Plugging the values into (b) and simplifying, I obtained: $$E_\theta = \tan^{-1} \frac {3\cos^2\theta-1}{3\sin\theta\cos\theta}$$
I attempted to simplify this by separating one $cos^2\theta$ terma so I could have two cosine terms in my numerator: $$E_\theta = \tan^{-1} \frac {\cos^2\theta+\cos2\theta}{3\sin\theta\cos\theta}$$ I separated them and multiplied the second term by $\frac 22$ so I could convert both of them into tangent terms: $$E_\theta = \tan^{-1} \frac {\cos^2\theta}{3\sin\theta\cos\theta}+ \frac {\cos2\theta}{3\sin\theta\cos\theta}*\frac 22$$ $$E_\theta = \tan^{-1} \frac {1}{3\tan\theta}+ \frac {1}{3\tan2\theta}$$ All attempts after this were in vain.
Probably either the problem is wrongly stated or wrong understood. In any case the statement is ambiguous as the vector components in an allegedly Cartesian coordinate system are given using polar coordinates $(r,\theta)$.

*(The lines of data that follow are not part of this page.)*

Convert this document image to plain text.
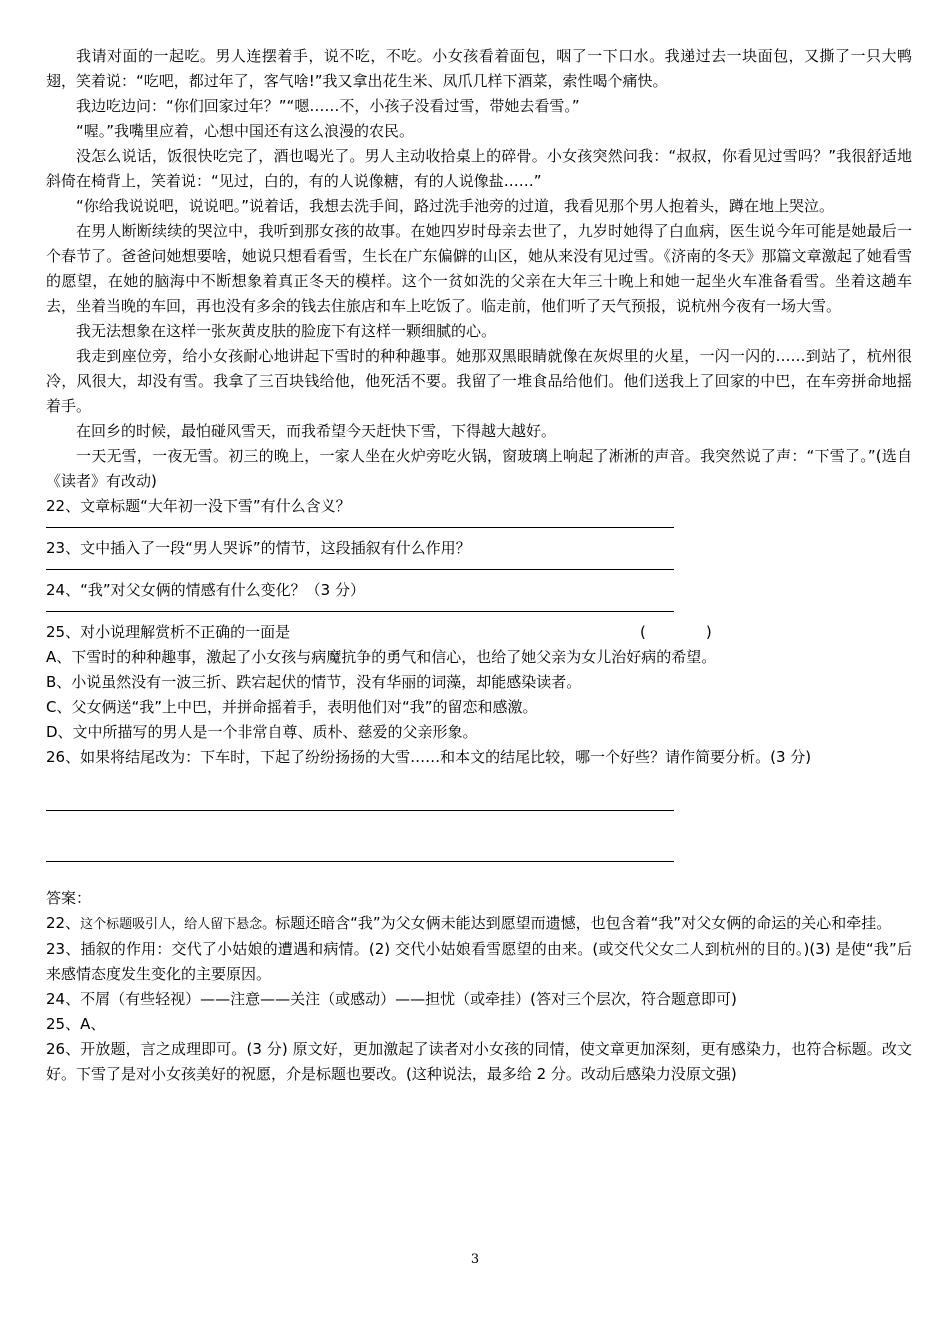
我请对面的一起吃。男人连摆着手，说不吃，不吃。小女孩看着面包，咽了一下口水。我递过去一块面包，又撕了一只大鸭翅，笑着说：“吃吧，都过年了，客气啥!”我又拿出花生米、凤爪几样下酒菜，索性喝个痛快。

我边吃边问：“你们回家过年？”“嗯……不，小孩子没看过雪，带她去看雪。”

“喔。”我嘴里应着，心想中国还有这么浪漫的农民。

没怎么说话，饭很快吃完了，酒也喝光了。男人主动收拾桌上的碎骨。小女孩突然问我：“叔叔，你看见过雪吗？”我很舒适地斜倚在椅背上，笑着说：“见过，白的，有的人说像糖，有的人说像盐……”

“你给我说说吧，说说吧。”说着话，我想去洗手间，路过洗手池旁的过道，我看见那个男人抱着头，蹲在地上哭泣。

在男人断断续续的哭泣中，我听到那女孩的故事。在她四岁时母亲去世了，九岁时她得了白血病，医生说今年可能是她最后一个春节了。爸爸问她想要啥，她说只想看看雪，生长在广东偏僻的山区，她从来没有见过雪。《济南的冬天》那篇文章激起了她看雪的愿望，在她的脑海中不断想象着真正冬天的模样。这个一贫如洗的父亲在大年三十晚上和她一起坐火车准备看雪。坐着这趟车去，坐着当晚的车回，再也没有多余的钱去住旅店和车上吃饭了。临走前，他们听了天气预报，说杭州今夜有一场大雪。

我无法想象在这样一张灰黄皮肤的脸庞下有这样一颗细腻的心。

我走到座位旁，给小女孩耐心地讲起下雪时的种种趣事。她那双黑眼睛就像在灰烬里的火星，一闪一闪的……到站了，杭州很冷，风很大，却没有雪。我拿了三百块钱给他，他死活不要。我留了一堆食品给他们。他们送我上了回家的中巴，在车旁拼命地摇着手。

在回乡的时候，最怕碰风雪天，而我希望今天赶快下雪，下得越大越好。

一天无雪，一夜无雪。初三的晚上，一家人坐在火炉旁吃火锅，窗玻璃上响起了淅淅的声音。我突然说了声：“下雪了。”(选自《读者》有改动)

22、文章标题“大年初一没下雪”有什么含义？

23、文中插入了一段“男人哭诉”的情节，这段插叙有什么作用？

24、“我”对父女俩的情感有什么变化？（3 分）

25、对小说理解赏析不正确的一面是	(　　　　)

A、下雪时的种种趣事，激起了小女孩与病魔抗争的勇气和信心，也给了她父亲为女儿治好病的希望。

B、小说虽然没有一波三折、跌宕起伏的情节，没有华丽的词藻，却能感染读者。

C、父女俩送“我”上中巴，并拼命摇着手，表明他们对“我”的留恋和感激。

D、文中所描写的男人是一个非常自尊、质朴、慈爱的父亲形象。

26、如果将结尾改为：下车时，下起了纷纷扬扬的大雪……和本文的结尾比较，哪一个好些？请作简要分析。(3 分)

答案：

22、这个标题吸引人，给人留下悬念。标题还暗含“我”为父女俩未能达到愿望而遗憾，也包含着“我”对父女俩的命运的关心和牵挂。

23、插叙的作用：交代了小姑娘的遭遇和病情。(2) 交代小姑娘看雪愿望的由来。(或交代父女二人到杭州的目的。)(3) 是使“我”后来感情态度发生变化的主要原因。

24、不屑（有些轻视）——注意——关注（或感动）——担忧（或牵挂）(答对三个层次，符合题意即可)

25、A、

26、开放题，言之成理即可。(3 分) 原文好，更加激起了读者对小女孩的同情，使文章更加深刻，更有感染力，也符合标题。改文好。下雪了是对小女孩美好的祝愿，介是标题也要改。(这种说法，最多给 2 分。改动后感染力没原文强)

3
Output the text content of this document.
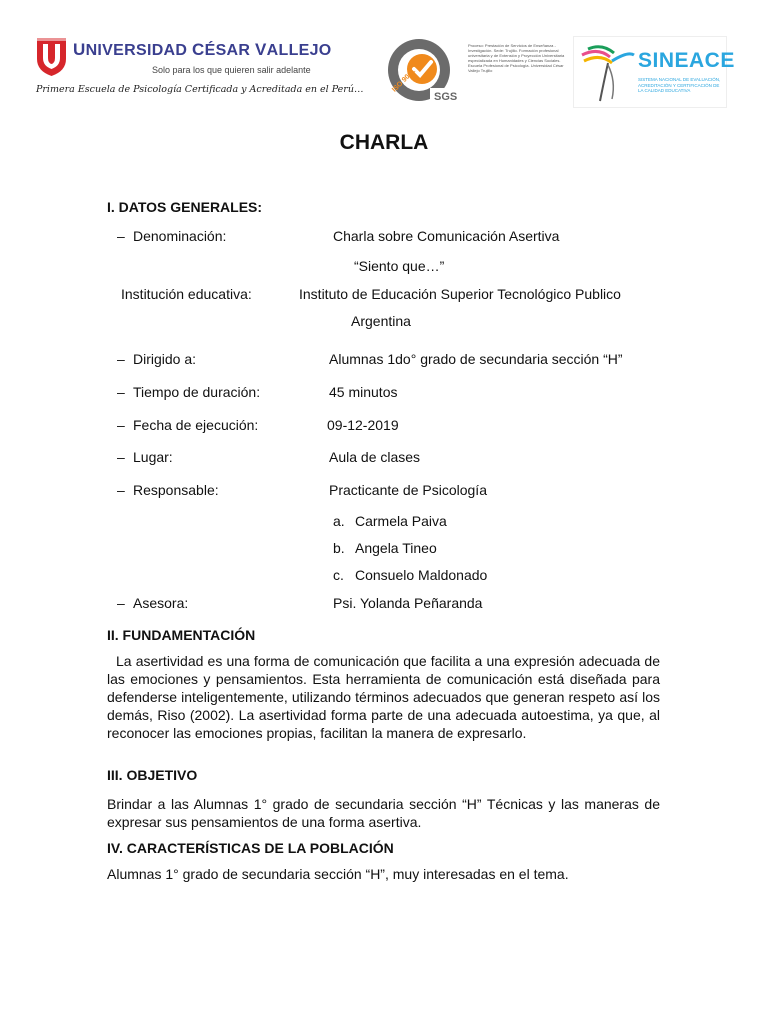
UNIVERSIDAD CÉSAR VALLEJO
Solo para los que quieren salir adelante
Primera Escuela de Psicología Certificada y Acreditada en el Perú…	ISO 9001
SGS
Proceso: Prestación de Servicios de Enseñanza - Investigación. Sede: Trujillo. Formación profesional universitaria y de Extensión y Proyección Universitaria especializada en Humanidades y Ciencias Sociales. Escuela Profesional de Psicología. Universidad César Vallejo Trujillo	SINEACE
SISTEMA NACIONAL DE EVALUACIÓN, ACREDITACIÓN Y CERTIFICACIÓN DE LA CALIDAD EDUCATIVA
CHARLA
I. DATOS GENERALES:
– Denominación:	Charla sobre Comunicación Asertiva
“Siento que…”
Institución educativa:	Instituto de Educación Superior Tecnológico Publico
Argentina
– Dirigido a:	Alumnas 1do° grado de secundaria sección “H”
– Tiempo de duración:	45 minutos
– Fecha de ejecución:	09-12-2019
– Lugar:	Aula de clases
– Responsable:	Practicante de Psicología
a. Carmela Paiva
b. Angela Tineo
c. Consuelo Maldonado
– Asesora:	Psi. Yolanda Peñaranda
II. FUNDAMENTACIÓN
La asertividad es una forma de comunicación que facilita a una expresión adecuada de las emociones y pensamientos. Esta herramienta de comunicación está diseñada para defenderse inteligentemente, utilizando términos adecuados que generan respeto así los demás, Riso (2002). La asertividad forma parte de una adecuada autoestima, ya que, al reconocer las emociones propias, facilitan la manera de expresarlo.
III. OBJETIVO
Brindar a las Alumnas 1° grado de secundaria sección “H” Técnicas y las maneras de expresar sus pensamientos de una forma asertiva.
IV. CARACTERÍSTICAS DE LA POBLACIÓN
Alumnas 1° grado de secundaria sección “H”, muy interesadas en el tema.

Recognizing that the transformed value is a vector the transformation can be obtained using: $$ \begin{pmatrix} E_r\\ E_\theta \end{pmatrix}= \begin{pmatrix} \cos\theta&\sin\theta\\ -\sin\theta&\cos\theta \end{pmatrix} \begin{pmatrix} E_x\\ E_z \end{pmatrix}=-\frac{1}{4\pi\epsilon_0r^3} \begin{pmatrix} 2\sin\theta\\ \cos\theta \end{pmatrix}. $$
Compared to the required result we have obtained the opposite sign and interchanged trigonometric functions. Still, I would not claim that the result is "nowhere near" the required solution. One can even enforce the desired solution by the convention that the angle $\theta$ is measured in clockwise direction from the $z$-axis. And it is very probable that exactly this convention was (probably unintentionally) used by the authors of the exercise as the example obviously originates from the dipole field presented in cylindrical coordinate system with dipole moment directed along $z$-axis.